La Cour des comptes propose de restreindre l’indemnisation des arrêts de travail par l’Assurance maladie et raboter certaines exonérations de cotisations sociales pour tenter d’enrayer « l’insoutenable » creusement du déficit de la Sécurité sociale. Les prévisions actuelles du gouvernement « montrent une dégradation continue » et « non maitrisée » du déficit de la Sécu, « qui atteindrait 17,2 milliards d’euros en 2027, sans plus de perspective de stabilisation et encore moins de retour à l’équilibre », souligne la Cour des comptes dans son rapport d’application sur les lois de financement de la Sécurité sociale, présenté mercredi.
Les arrêts de travail « ont augmenté de plus de 50% entre 2017 et 2022 pour atteindre 12 milliards d’euros »
Parmi ses recommandations pour tenter de reprendre le contrôle, la Cour des comptes suggère de s’attaquer aux dépenses d’indemnisation des arrêts de travail, « qui ont augmenté de plus de 50% entre 2017 et 2022 pour atteindre 12 milliards d’euros dans le régime général ». Elle préconise « d’aller plus loin dans la lutte contre la fraude aux arrêts de travail et dans le contrôle des prescriptions des médecins », et de simplifier la réglementation existante.
Parmi d’autres « mesures possibles », la Cour cite la non-indemnisation par l’Assurance maladie des arrêts de moins de 8 jours (470 millions d’euros de dépense en moins), l’augmentation à 7 jours du délai de carence (950 millions d’euros de dépenses en moins), la réduction à deux ans (contre trois aujourd’hui) de la durée maximale d’indemnisation (750 millions d’euros de dépenses en moins)… De manière générale, il faut « mieux répartir la charge » de l’indemnisation des arrêts de travail entre la Sécurité sociale, les entreprises et les assurés, résume la Cour.
Elle propose également de redonner des recettes à la Sécurité sociale en s’attaquant aux exonérations de cotisations sociales sur les compléments de salaire.
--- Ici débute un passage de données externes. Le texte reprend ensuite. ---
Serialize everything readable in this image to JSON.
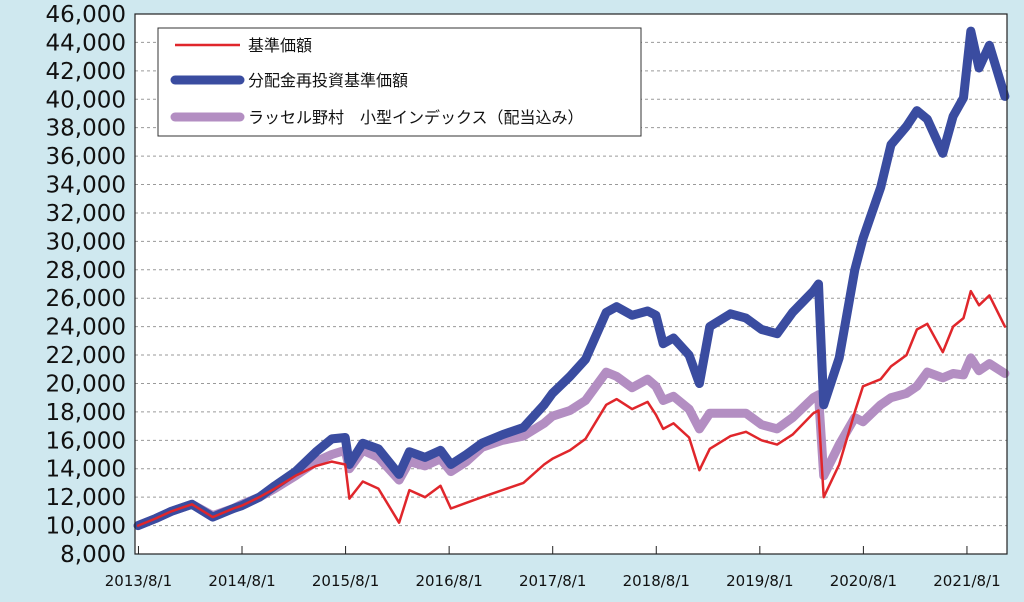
{
  "chart_data": {
    "type": "line",
    "title": "",
    "xlabel": "",
    "ylabel": "",
    "ylim": [
      8000,
      46000
    ],
    "y_ticks": [
      "8,000",
      "10,000",
      "12,000",
      "14,000",
      "16,000",
      "18,000",
      "20,000",
      "22,000",
      "24,000",
      "26,000",
      "28,000",
      "30,000",
      "32,000",
      "34,000",
      "36,000",
      "38,000",
      "40,000",
      "42,000",
      "44,000",
      "46,000"
    ],
    "x_ticks": [
      "2013/8/1",
      "2014/8/1",
      "2015/8/1",
      "2016/8/1",
      "2017/8/1",
      "2018/8/1",
      "2019/8/1",
      "2020/8/1",
      "2021/8/1"
    ],
    "x_range": [
      2013.55,
      2021.97
    ],
    "grid": true,
    "legend_position": "top-left",
    "series": [
      {
        "name": "基準価額",
        "color": "#e0262b",
        "x": [
          2013.58,
          2013.75,
          2013.9,
          2014.1,
          2014.3,
          2014.5,
          2014.58,
          2014.75,
          2014.9,
          2015.1,
          2015.3,
          2015.45,
          2015.58,
          2015.62,
          2015.75,
          2015.9,
          2016.1,
          2016.2,
          2016.35,
          2016.5,
          2016.6,
          2016.75,
          2016.9,
          2017.1,
          2017.3,
          2017.5,
          2017.58,
          2017.75,
          2017.9,
          2018.1,
          2018.2,
          2018.35,
          2018.5,
          2018.58,
          2018.65,
          2018.75,
          2018.9,
          2019.0,
          2019.1,
          2019.3,
          2019.45,
          2019.6,
          2019.75,
          2019.9,
          2020.1,
          2020.15,
          2020.2,
          2020.35,
          2020.5,
          2020.58,
          2020.75,
          2020.85,
          2021.0,
          2021.1,
          2021.2,
          2021.35,
          2021.45,
          2021.55,
          2021.62,
          2021.7,
          2021.8,
          2021.95
        ],
        "values": [
          10000,
          10500,
          11000,
          11500,
          10600,
          11200,
          11400,
          12000,
          12600,
          13500,
          14200,
          14500,
          14300,
          11900,
          13100,
          12600,
          10200,
          12500,
          12000,
          12800,
          11200,
          11600,
          12000,
          12500,
          13000,
          14300,
          14700,
          15300,
          16100,
          18500,
          18900,
          18200,
          18700,
          17800,
          16800,
          17200,
          16200,
          13900,
          15400,
          16300,
          16600,
          16000,
          15700,
          16400,
          17900,
          18100,
          12000,
          14300,
          18000,
          19800,
          20300,
          21200,
          22000,
          23800,
          24200,
          22200,
          24000,
          24600,
          26500,
          25500,
          26200,
          24000
        ]
      },
      {
        "name": "分配金再投資基準価額",
        "color": "#3a4ca0",
        "x": [
          2013.58,
          2013.75,
          2013.9,
          2014.1,
          2014.3,
          2014.5,
          2014.58,
          2014.75,
          2014.9,
          2015.1,
          2015.3,
          2015.45,
          2015.58,
          2015.62,
          2015.75,
          2015.9,
          2016.1,
          2016.2,
          2016.35,
          2016.5,
          2016.6,
          2016.75,
          2016.9,
          2017.1,
          2017.3,
          2017.5,
          2017.58,
          2017.75,
          2017.9,
          2018.1,
          2018.2,
          2018.35,
          2018.5,
          2018.58,
          2018.65,
          2018.75,
          2018.9,
          2019.0,
          2019.1,
          2019.3,
          2019.45,
          2019.6,
          2019.75,
          2019.9,
          2020.1,
          2020.15,
          2020.2,
          2020.35,
          2020.5,
          2020.58,
          2020.75,
          2020.85,
          2021.0,
          2021.1,
          2021.2,
          2021.35,
          2021.45,
          2021.55,
          2021.62,
          2021.7,
          2021.8,
          2021.95
        ],
        "values": [
          10000,
          10500,
          11000,
          11500,
          10600,
          11200,
          11400,
          12000,
          12800,
          13800,
          15200,
          16100,
          16200,
          14300,
          15800,
          15400,
          13600,
          15200,
          14800,
          15300,
          14300,
          15000,
          15800,
          16400,
          16900,
          18500,
          19300,
          20500,
          21700,
          25000,
          25400,
          24800,
          25100,
          24800,
          22800,
          23200,
          22000,
          20000,
          24000,
          24900,
          24600,
          23800,
          23500,
          25000,
          26500,
          27000,
          18500,
          21800,
          28000,
          30200,
          33800,
          36800,
          38100,
          39200,
          38600,
          36200,
          38800,
          40100,
          44800,
          42200,
          43800,
          40200
        ]
      },
      {
        "name": "ラッセル野村　小型インデックス（配当込み）",
        "color": "#b38ec2",
        "x": [
          2013.58,
          2013.75,
          2013.9,
          2014.1,
          2014.3,
          2014.5,
          2014.58,
          2014.75,
          2014.9,
          2015.1,
          2015.3,
          2015.45,
          2015.58,
          2015.62,
          2015.75,
          2015.9,
          2016.1,
          2016.2,
          2016.35,
          2016.5,
          2016.6,
          2016.75,
          2016.9,
          2017.1,
          2017.3,
          2017.5,
          2017.58,
          2017.75,
          2017.9,
          2018.1,
          2018.2,
          2018.35,
          2018.5,
          2018.58,
          2018.65,
          2018.75,
          2018.9,
          2019.0,
          2019.1,
          2019.3,
          2019.45,
          2019.6,
          2019.75,
          2019.9,
          2020.1,
          2020.15,
          2020.2,
          2020.35,
          2020.5,
          2020.58,
          2020.75,
          2020.85,
          2021.0,
          2021.1,
          2021.2,
          2021.35,
          2021.45,
          2021.55,
          2021.62,
          2021.7,
          2021.8,
          2021.95
        ],
        "values": [
          10000,
          10500,
          11000,
          11500,
          10700,
          11200,
          11500,
          12000,
          12600,
          13500,
          14500,
          15000,
          15300,
          14000,
          15300,
          14800,
          13200,
          14500,
          14200,
          14700,
          13800,
          14500,
          15500,
          16000,
          16300,
          17200,
          17700,
          18100,
          18800,
          20800,
          20500,
          19700,
          20300,
          19800,
          18800,
          19100,
          18200,
          16800,
          17900,
          17900,
          17900,
          17100,
          16800,
          17600,
          19000,
          19200,
          13500,
          15700,
          17600,
          17300,
          18500,
          19000,
          19300,
          19800,
          20800,
          20400,
          20700,
          20600,
          21800,
          20900,
          21400,
          20700
        ]
      }
    ]
  }
}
Ces possibilités dont disposent les employeurs pour compléter la rémunération de leurs salariés (financement des complémentaires santé, prévoyance et retraite supplémentaire, aides directes comme les titre restaurants, partage de la valeur comme l’intéressement ou la participation…) ne cessent de croître, au détriment des salaires… et des cotisations sociales assises sur ceux-ci, explique la Cour des comptes.
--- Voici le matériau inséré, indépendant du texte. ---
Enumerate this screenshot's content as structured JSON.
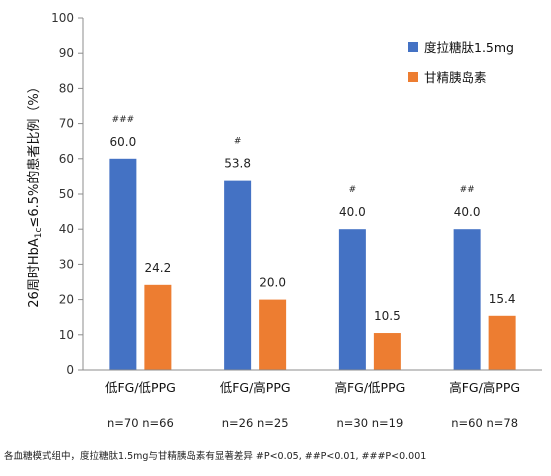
{
  "chart_data": {
    "type": "bar",
    "ylabel": "26周时HbA1c≤6.5%的患者比例（%）",
    "ylabel_parts": {
      "pre": "26周时HbA",
      "sub": "1c",
      "post": "≤6.5%的患者比例（%）"
    },
    "ylim": [
      0,
      100
    ],
    "yticks": [
      0,
      10,
      20,
      30,
      40,
      50,
      60,
      70,
      80,
      90,
      100
    ],
    "categories": [
      "低FG/低PPG",
      "低FG/高PPG",
      "高FG/低PPG",
      "高FG/高PPG"
    ],
    "n_labels": [
      "n=70 n=66",
      "n=26 n=25",
      "n=30 n=19",
      "n=60 n=78"
    ],
    "significance": [
      "###",
      "#",
      "#",
      "##"
    ],
    "series": [
      {
        "name": "度拉糖肽1.5mg",
        "color": "#4472C4",
        "values": [
          60.0,
          53.8,
          40.0,
          40.0
        ],
        "labels": [
          "60.0",
          "53.8",
          "40.0",
          "40.0"
        ]
      },
      {
        "name": "甘精胰岛素",
        "color": "#ED7D31",
        "values": [
          24.2,
          20.0,
          10.5,
          15.4
        ],
        "labels": [
          "24.2",
          "20.0",
          "10.5",
          "15.4"
        ]
      }
    ],
    "legend_position": "top-right",
    "grid": false,
    "footnote": "各血糖模式组中，度拉糖肽1.5mg与甘精胰岛素有显著差异 #P<0.05, ##P<0.01, ###P<0.001"
  }
}
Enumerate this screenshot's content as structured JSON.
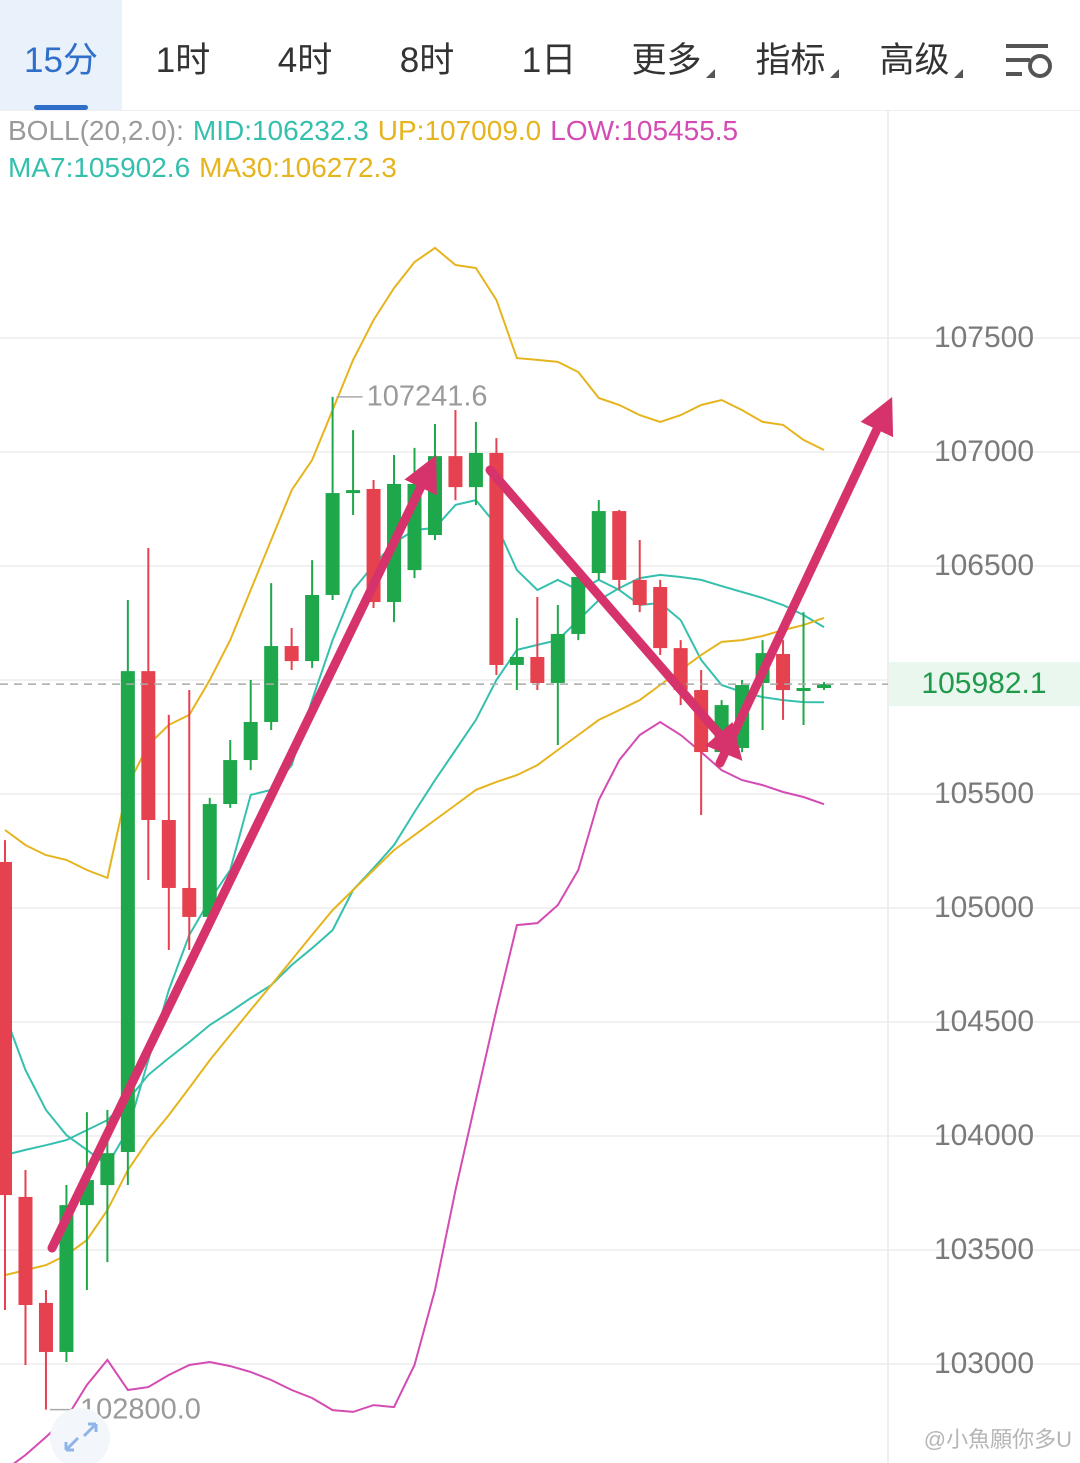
{
  "tabs": [
    {
      "label": "15分"
    },
    {
      "label": "1时"
    },
    {
      "label": "4时"
    },
    {
      "label": "8时"
    },
    {
      "label": "1日"
    },
    {
      "label": "更多",
      "dropdown": true
    },
    {
      "label": "指标",
      "dropdown": true
    },
    {
      "label": "高级",
      "dropdown": true
    }
  ],
  "active_tab": 0,
  "watermark": "@小魚願你多U",
  "chart_data": {
    "type": "candlestick",
    "up_color": "#1fa84b",
    "down_color": "#e5414e",
    "ylim": [
      102566,
      108500
    ],
    "yticks": [
      103000,
      103500,
      104000,
      104500,
      105000,
      105500,
      106000,
      106500,
      107000,
      107500
    ],
    "grid": true,
    "last_price": 105982.1,
    "annotations": [
      {
        "value": 107241.6
      },
      {
        "value": 102800,
        "label": "102800.0"
      }
    ],
    "ohlc": {
      "open": [
        105202,
        103733,
        103268,
        103053,
        103697,
        103785,
        103930,
        106039,
        105386,
        105088,
        104961,
        105456,
        105649,
        105816,
        106149,
        106083,
        106373,
        106820,
        106838,
        106342,
        106482,
        106636,
        106982,
        106846,
        106996,
        106066,
        106101,
        105987,
        106202,
        106469,
        106741,
        106439,
        106408,
        106140,
        105956,
        105684,
        105702,
        105987,
        106114,
        105952,
        105965
      ],
      "high": [
        105298,
        103851,
        103325,
        103785,
        104105,
        104114,
        106351,
        106579,
        105847,
        105956,
        105483,
        105737,
        106000,
        106425,
        106228,
        106526,
        107241.6,
        107096,
        106877,
        106987,
        107018,
        107123,
        107184,
        107132,
        107061,
        106272,
        106364,
        106329,
        106482,
        106789,
        106746,
        106614,
        106439,
        106175,
        106044,
        105912,
        106000,
        106175,
        106175,
        106298,
        105991
      ],
      "low": [
        103237,
        102996,
        102800,
        103009,
        103325,
        103447,
        103785,
        105123,
        104816,
        104816,
        104948,
        105439,
        105605,
        105781,
        106044,
        106053,
        106351,
        106724,
        106316,
        106254,
        106447,
        106614,
        106789,
        106767,
        106022,
        105956,
        105956,
        105715,
        106175,
        106439,
        106395,
        106298,
        106110,
        105890,
        105408,
        105627,
        105684,
        105781,
        105825,
        105803,
        105956
      ],
      "close": [
        103741,
        103259,
        103053,
        103697,
        103807,
        103925,
        106039,
        105386,
        105088,
        104961,
        105456,
        105649,
        105816,
        106149,
        106083,
        106373,
        106820,
        106833,
        106342,
        106860,
        106860,
        106982,
        106846,
        106996,
        106066,
        106101,
        105987,
        106202,
        106452,
        106741,
        106439,
        106329,
        106140,
        105956,
        105684,
        105890,
        105978,
        106118,
        105956,
        105965,
        105982.1
      ]
    },
    "indicators": [
      {
        "label": "BOLL(20,2.0):",
        "lines": [
          {
            "name": "MID:",
            "color": "#35c0ae",
            "value_label": "106232.3",
            "values": [
              103917,
              103939,
              103960,
              103982,
              104026,
              104070,
              104158,
              104268,
              104342,
              104412,
              104487,
              104544,
              104605,
              104662,
              104750,
              104824,
              104903,
              105079,
              105175,
              105276,
              105421,
              105561,
              105693,
              105825,
              106000,
              106132,
              106154,
              106175,
              106263,
              106351,
              106403,
              106447,
              106461,
              106452,
              106439,
              106412,
              106386,
              106360,
              106329,
              106285,
              106232.3
            ]
          },
          {
            "name": "UP:",
            "color": "#e6b41e",
            "value_label": "107009.0",
            "values": [
              105342,
              105276,
              105232,
              105211,
              105167,
              105132,
              105539,
              105715,
              105803,
              105847,
              106000,
              106175,
              106395,
              106614,
              106833,
              106965,
              107184,
              107404,
              107579,
              107719,
              107833,
              107895,
              107820,
              107807,
              107667,
              107412,
              107404,
              107395,
              107351,
              107237,
              107206,
              107162,
              107132,
              107162,
              107206,
              107228,
              107184,
              107132,
              107119,
              107053,
              107009
            ]
          },
          {
            "name": "LOW:",
            "color": "#d34bb3",
            "value_label": "105455.5",
            "values": [
              102535,
              102601,
              102680,
              102763,
              102908,
              103018,
              102886,
              102899,
              102952,
              102996,
              103009,
              102991,
              102965,
              102930,
              102886,
              102851,
              102798,
              102790,
              102820,
              102811,
              102996,
              103325,
              103763,
              104158,
              104553,
              104925,
              104934,
              105013,
              105167,
              105474,
              105649,
              105759,
              105816,
              105759,
              105684,
              105605,
              105561,
              105539,
              105509,
              105487,
              105455.5
            ]
          }
        ]
      },
      {
        "lines": [
          {
            "name": "MA7:",
            "color": "#35c0ae",
            "value_label": "105902.6",
            "values": [
              104531,
              104289,
              104114,
              104004,
              103939,
              103873,
              104026,
              104333,
              104640,
              104882,
              105035,
              105167,
              105496,
              105518,
              105627,
              105912,
              106175,
              106395,
              106504,
              106601,
              106658,
              106667,
              106768,
              106789,
              106680,
              106482,
              106395,
              106439,
              106395,
              106439,
              106395,
              106329,
              106338,
              106263,
              106088,
              105978,
              105947,
              105925,
              105912,
              105903,
              105902.6
            ]
          },
          {
            "name": "MA30:",
            "color": "#e6b41e",
            "value_label": "106272.3",
            "values": [
              103390,
              103412,
              103434,
              103478,
              103544,
              103675,
              103851,
              103982,
              104092,
              104211,
              104333,
              104443,
              104553,
              104662,
              104772,
              104882,
              104991,
              105079,
              105167,
              105254,
              105320,
              105386,
              105452,
              105518,
              105553,
              105583,
              105627,
              105693,
              105759,
              105825,
              105868,
              105912,
              105978,
              106044,
              106110,
              106167,
              106175,
              106193,
              106219,
              106241,
              106272.3
            ]
          }
        ]
      }
    ]
  }
}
Les exonérations qui leur sont appliquées « se traduisent par une perte de recettes pour la Sécurité sociale qui peut être estimée à 18 milliards en 2022 », selon elle. Selon les chiffres de l’institution, les compléments de salaire dans le secteur privé se sont élevés à 87,5 milliards d’euros en 2022, ajoutant en moyenne 13,2% au salaire de base. L’institution proposera fin juin des pistes détaillées d’économies sur l’assurance maladie, a indiqué mercredi son président Pierre Moscovici. Dans cette « revue de dépenses » demandée par le Premier ministre, la Cour suggèrera « des pistes d’économies concrètes », a-t-il indiqué. « Il y a des gisements importants », mais il faudra de la « volonté politique » pour les mettre en oeuvre.
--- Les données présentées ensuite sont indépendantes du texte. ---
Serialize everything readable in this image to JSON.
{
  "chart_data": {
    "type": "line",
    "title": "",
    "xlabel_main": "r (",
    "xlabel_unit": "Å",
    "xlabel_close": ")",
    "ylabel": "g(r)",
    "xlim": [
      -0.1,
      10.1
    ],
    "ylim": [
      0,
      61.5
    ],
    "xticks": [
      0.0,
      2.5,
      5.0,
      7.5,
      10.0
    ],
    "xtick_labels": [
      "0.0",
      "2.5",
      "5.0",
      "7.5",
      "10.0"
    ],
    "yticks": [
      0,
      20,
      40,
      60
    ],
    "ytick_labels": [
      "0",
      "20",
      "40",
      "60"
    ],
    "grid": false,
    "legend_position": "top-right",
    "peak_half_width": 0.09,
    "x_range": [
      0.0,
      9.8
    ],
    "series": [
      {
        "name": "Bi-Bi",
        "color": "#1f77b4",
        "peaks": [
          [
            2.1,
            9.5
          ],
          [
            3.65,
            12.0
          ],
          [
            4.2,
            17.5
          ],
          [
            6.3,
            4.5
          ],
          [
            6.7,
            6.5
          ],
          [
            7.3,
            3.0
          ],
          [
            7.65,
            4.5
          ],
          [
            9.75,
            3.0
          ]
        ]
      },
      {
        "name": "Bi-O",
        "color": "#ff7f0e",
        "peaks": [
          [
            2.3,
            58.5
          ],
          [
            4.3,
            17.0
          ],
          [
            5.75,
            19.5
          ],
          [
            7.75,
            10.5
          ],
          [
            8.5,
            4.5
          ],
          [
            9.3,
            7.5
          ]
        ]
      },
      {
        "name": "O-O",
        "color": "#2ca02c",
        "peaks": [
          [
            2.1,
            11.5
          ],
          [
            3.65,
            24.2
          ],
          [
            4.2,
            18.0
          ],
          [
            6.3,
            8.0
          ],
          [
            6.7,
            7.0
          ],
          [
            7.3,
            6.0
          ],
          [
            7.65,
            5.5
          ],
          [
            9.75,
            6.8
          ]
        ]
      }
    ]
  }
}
Autres pistes d’économies présentées mercredi: une meilleure régulation des médicaments anti-cancéreux innovants, pour réduire leur prix plus rapidement. La Cour suggère la mise en place d’un réseau d’organisme de recherche indépendant pour évaluer les coûts et les bénéfices induits par les nouveaux médicaments. Il faut pouvoir notamment « renégocier le prix des médicaments anti-cancéreux innovants lorsque des études (…) montrent des résultats inférieurs à ceux attendus », note la Cour. La dépense de l’Assurance maladie pour ces médicaments « a atteint 5,9 milliards d’euros en 2022, 2,4 milliards après déduction des remises versées par les laboratoires », selon la Cour.